Yes Yes! My apologizes! I should have stated a bit more clearly (and cleanly). Ashton VSG Enchantment Cigar, Lindt Chili Dark Chocolate (very good BTW) and 2 others I'm not sure of & Glenlivet 12 Year Single Scotch.

I was a Virgin with the VSG and it was a bit strong but still quite nice with pauses (the Scotch seems to help). Burned great all the way even with my slow pace.

Was kinda thinking that the oils from the chocolate might screw the taste things up a bit. It was a new experiment.


----------



## fiddlegrin (Feb 8, 2009)

Glad you enjoyed it!

BTW I have noticed that the enchantment benefits from some purging here and there between draws.
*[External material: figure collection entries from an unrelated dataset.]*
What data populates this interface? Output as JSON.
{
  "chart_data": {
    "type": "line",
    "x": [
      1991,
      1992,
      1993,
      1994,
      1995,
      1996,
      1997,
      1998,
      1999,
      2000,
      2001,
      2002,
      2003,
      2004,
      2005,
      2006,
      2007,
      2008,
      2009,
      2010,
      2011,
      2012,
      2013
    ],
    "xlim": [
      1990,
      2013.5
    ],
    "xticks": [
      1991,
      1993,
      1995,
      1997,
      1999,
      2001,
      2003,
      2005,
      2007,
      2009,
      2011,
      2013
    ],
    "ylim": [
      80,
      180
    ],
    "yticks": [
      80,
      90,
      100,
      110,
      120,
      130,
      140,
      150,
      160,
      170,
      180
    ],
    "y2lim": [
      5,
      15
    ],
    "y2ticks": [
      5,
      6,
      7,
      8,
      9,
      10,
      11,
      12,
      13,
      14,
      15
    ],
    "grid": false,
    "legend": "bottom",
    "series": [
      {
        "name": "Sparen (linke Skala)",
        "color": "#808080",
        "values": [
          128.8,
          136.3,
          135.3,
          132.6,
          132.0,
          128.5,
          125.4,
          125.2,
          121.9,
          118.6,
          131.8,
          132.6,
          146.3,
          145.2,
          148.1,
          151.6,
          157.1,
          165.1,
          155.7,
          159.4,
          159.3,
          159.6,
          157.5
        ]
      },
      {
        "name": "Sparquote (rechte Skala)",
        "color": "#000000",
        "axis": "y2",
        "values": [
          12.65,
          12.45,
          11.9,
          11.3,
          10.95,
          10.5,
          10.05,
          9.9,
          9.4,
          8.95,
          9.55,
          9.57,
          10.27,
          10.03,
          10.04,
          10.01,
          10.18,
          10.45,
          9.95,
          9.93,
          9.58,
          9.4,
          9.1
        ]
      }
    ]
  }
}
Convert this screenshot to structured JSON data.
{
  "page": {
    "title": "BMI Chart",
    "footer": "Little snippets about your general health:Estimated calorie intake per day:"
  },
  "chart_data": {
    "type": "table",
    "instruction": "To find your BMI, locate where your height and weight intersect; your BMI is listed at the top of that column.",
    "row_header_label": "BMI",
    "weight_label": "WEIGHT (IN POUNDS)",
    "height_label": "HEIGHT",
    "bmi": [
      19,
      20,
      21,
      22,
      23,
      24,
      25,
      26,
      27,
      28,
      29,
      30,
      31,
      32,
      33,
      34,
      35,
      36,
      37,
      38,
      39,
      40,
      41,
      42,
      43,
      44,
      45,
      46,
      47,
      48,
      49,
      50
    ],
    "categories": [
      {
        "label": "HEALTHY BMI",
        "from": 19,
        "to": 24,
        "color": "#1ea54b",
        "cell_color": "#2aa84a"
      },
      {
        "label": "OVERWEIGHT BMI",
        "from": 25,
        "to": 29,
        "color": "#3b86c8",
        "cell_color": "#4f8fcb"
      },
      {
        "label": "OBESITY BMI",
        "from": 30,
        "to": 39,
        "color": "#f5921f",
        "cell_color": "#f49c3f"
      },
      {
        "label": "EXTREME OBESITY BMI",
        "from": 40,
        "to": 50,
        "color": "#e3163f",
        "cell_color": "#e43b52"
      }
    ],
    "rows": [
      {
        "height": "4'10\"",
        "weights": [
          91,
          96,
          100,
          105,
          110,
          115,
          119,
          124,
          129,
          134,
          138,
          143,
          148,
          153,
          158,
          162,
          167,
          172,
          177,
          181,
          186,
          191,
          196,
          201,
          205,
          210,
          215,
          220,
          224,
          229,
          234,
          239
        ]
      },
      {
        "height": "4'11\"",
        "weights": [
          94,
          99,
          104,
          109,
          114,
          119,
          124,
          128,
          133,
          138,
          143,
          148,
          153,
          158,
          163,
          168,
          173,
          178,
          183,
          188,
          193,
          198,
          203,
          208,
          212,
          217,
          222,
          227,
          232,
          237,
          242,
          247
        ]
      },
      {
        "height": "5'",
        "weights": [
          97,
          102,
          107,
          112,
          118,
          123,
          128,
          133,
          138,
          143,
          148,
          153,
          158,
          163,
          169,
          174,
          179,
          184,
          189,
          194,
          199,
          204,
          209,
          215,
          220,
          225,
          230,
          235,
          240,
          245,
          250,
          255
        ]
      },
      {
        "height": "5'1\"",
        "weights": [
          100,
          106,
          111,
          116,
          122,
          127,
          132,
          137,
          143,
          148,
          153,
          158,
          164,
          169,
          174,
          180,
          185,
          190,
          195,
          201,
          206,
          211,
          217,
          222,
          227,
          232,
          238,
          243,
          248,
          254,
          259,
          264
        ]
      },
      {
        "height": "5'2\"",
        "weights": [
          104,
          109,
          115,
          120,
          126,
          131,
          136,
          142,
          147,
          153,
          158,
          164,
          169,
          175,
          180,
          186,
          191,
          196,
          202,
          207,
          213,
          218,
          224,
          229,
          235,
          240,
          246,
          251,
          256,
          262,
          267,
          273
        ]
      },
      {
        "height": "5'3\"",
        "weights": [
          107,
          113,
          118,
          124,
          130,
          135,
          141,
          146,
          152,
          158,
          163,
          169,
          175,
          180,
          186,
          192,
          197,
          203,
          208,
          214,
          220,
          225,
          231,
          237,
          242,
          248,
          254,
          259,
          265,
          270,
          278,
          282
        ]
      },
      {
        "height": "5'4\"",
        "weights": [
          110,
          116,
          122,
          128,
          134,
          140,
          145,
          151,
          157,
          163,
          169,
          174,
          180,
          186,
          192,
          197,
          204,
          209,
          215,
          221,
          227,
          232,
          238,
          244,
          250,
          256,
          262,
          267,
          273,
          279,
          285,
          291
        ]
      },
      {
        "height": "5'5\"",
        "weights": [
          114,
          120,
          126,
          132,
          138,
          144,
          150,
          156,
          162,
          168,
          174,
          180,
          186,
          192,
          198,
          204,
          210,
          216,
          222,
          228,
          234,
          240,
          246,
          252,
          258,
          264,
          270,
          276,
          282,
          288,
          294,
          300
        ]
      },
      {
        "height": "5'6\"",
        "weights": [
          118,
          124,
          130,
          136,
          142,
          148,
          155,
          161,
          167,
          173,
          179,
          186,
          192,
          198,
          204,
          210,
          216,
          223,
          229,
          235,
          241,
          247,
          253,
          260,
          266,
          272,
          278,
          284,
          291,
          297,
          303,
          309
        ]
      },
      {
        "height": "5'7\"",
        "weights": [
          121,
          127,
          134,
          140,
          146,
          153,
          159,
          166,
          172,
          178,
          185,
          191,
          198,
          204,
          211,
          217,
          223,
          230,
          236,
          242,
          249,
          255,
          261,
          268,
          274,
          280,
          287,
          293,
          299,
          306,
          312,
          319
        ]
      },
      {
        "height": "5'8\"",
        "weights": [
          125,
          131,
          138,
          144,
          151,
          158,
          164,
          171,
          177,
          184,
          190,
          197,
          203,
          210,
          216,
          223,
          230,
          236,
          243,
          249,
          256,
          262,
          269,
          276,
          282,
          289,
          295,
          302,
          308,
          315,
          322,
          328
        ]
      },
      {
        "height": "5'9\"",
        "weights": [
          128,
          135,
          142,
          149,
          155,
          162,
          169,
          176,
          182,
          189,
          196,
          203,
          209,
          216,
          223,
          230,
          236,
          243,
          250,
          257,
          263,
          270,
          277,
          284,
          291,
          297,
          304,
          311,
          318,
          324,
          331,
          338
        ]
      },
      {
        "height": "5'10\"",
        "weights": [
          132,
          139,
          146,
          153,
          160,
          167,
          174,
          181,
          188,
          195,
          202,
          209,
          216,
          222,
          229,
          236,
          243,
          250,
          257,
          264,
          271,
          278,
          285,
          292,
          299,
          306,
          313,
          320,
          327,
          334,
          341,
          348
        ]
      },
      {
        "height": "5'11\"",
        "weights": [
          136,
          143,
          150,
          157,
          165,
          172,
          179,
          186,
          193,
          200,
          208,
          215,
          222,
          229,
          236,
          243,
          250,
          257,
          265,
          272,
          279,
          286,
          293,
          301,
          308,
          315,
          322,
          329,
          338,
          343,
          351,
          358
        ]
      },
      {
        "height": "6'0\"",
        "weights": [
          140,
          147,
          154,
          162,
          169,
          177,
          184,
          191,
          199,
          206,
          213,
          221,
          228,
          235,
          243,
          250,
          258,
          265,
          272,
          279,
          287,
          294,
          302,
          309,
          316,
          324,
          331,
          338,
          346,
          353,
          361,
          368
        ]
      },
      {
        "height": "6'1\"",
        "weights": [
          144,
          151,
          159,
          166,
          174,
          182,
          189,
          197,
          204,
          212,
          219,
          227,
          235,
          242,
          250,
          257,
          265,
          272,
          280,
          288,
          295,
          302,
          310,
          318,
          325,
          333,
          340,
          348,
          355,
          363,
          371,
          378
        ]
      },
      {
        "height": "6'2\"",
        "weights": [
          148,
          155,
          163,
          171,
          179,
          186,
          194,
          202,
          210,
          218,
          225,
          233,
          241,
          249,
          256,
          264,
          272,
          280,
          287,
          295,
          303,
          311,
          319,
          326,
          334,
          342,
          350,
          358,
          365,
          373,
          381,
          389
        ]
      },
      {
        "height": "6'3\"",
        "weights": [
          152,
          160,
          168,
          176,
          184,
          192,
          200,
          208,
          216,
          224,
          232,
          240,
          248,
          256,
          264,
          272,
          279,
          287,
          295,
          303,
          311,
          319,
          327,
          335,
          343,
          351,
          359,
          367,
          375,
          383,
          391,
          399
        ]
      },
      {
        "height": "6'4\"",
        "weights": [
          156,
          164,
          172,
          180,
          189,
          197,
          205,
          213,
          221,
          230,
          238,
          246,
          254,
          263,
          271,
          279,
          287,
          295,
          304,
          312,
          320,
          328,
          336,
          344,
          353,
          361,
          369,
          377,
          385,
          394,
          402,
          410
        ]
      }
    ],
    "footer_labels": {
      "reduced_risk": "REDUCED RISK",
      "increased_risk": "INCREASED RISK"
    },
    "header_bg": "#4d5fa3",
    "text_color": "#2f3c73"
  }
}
I like the Livet too :thumb:

.


----------



## Randy_LL (Aug 29, 2009)

sounds awsome ,,, i must try it out


----------



## tx_tuff (Jun 16, 2007)

I like some dark chocolate between cigars. Don't norm like to eat anything as I'm smoking a stick. but between them its great.


----------



## Blackcat (Aug 18, 2009)

OK Swapped Sticks. Fuente' King B this time. Same Chocolate (Lindt Chili Dark). But only in the beginning and the end (OK once in the middle). Seemed to stay constant all the way through. I skipped the Scotch this time tried a very "Hoppy" beer. The beer seemed to have a much bigger affect on taste then the chocolate. Good smoke, but I didn't set enough time aside for it. Will try again tomorrow with-out chocolate' (ran out) & see how it varies.


----------



## zeavran1 (Aug 18, 2009)

It's not the kind of thing I ever thought about trying. Not sure I'll ever do it but you never know.


----------



## Blackcat (Aug 18, 2009)

I think tonight will be the Coffee & a Pyramid 9. Outta Choc & Scotch "DOH!"


----------



## Blackcat (Aug 18, 2009)

Skipped the Pyramid 9 and went with a Fuente' Signature. The Coffee was a nice addition (Grocery Store blend) but good all the same.


----------



## TMMT (Sep 12, 2009)

Yes, I agree this sounds interesting... now to find some decent chocolates!


----------



## tx_tuff (Jun 16, 2007)

Had some this weekend between cigars, I like using it this way. Seems to go better with fuller body cigars, like Nicaraguan puros. I had some that was 70% Cocoa.


----------



## Blackcat (Aug 18, 2009)

tx_tuff said:


> Had some this weekend between cigars, I like using it this way. Seems to go better with fuller body cigars, like Nicaraguan puros. I had some that was 70% Cocoa.


Good show!

I felt a bit silly the first time but thought "Hey" Scotch changes the pallet. Right?". I was just trying tiny pieces, you know chocolate chip size.


----------



## smokin'Jef (Jul 2, 2007)

I'll grab a couple pieces of super dark chocolate after I have a cigar. It makes for a nice bitter sweet pick me up. I tend to always go with 70% cocao or higher. Recently I've been hooked on this stuff that 88% with crushed espresso beans in it. So F'n Yum!


----------



## Cypress (Jun 27, 2007)

Choco, cigars, and wine are a great combo.


----------



## Blackcat (Aug 18, 2009)

Cypress said:


> Choco, cigars, and wine are a great combo.


I thought about a Cheese & Cigar forum but thought it might be a bit funky.....OK bad pun


----------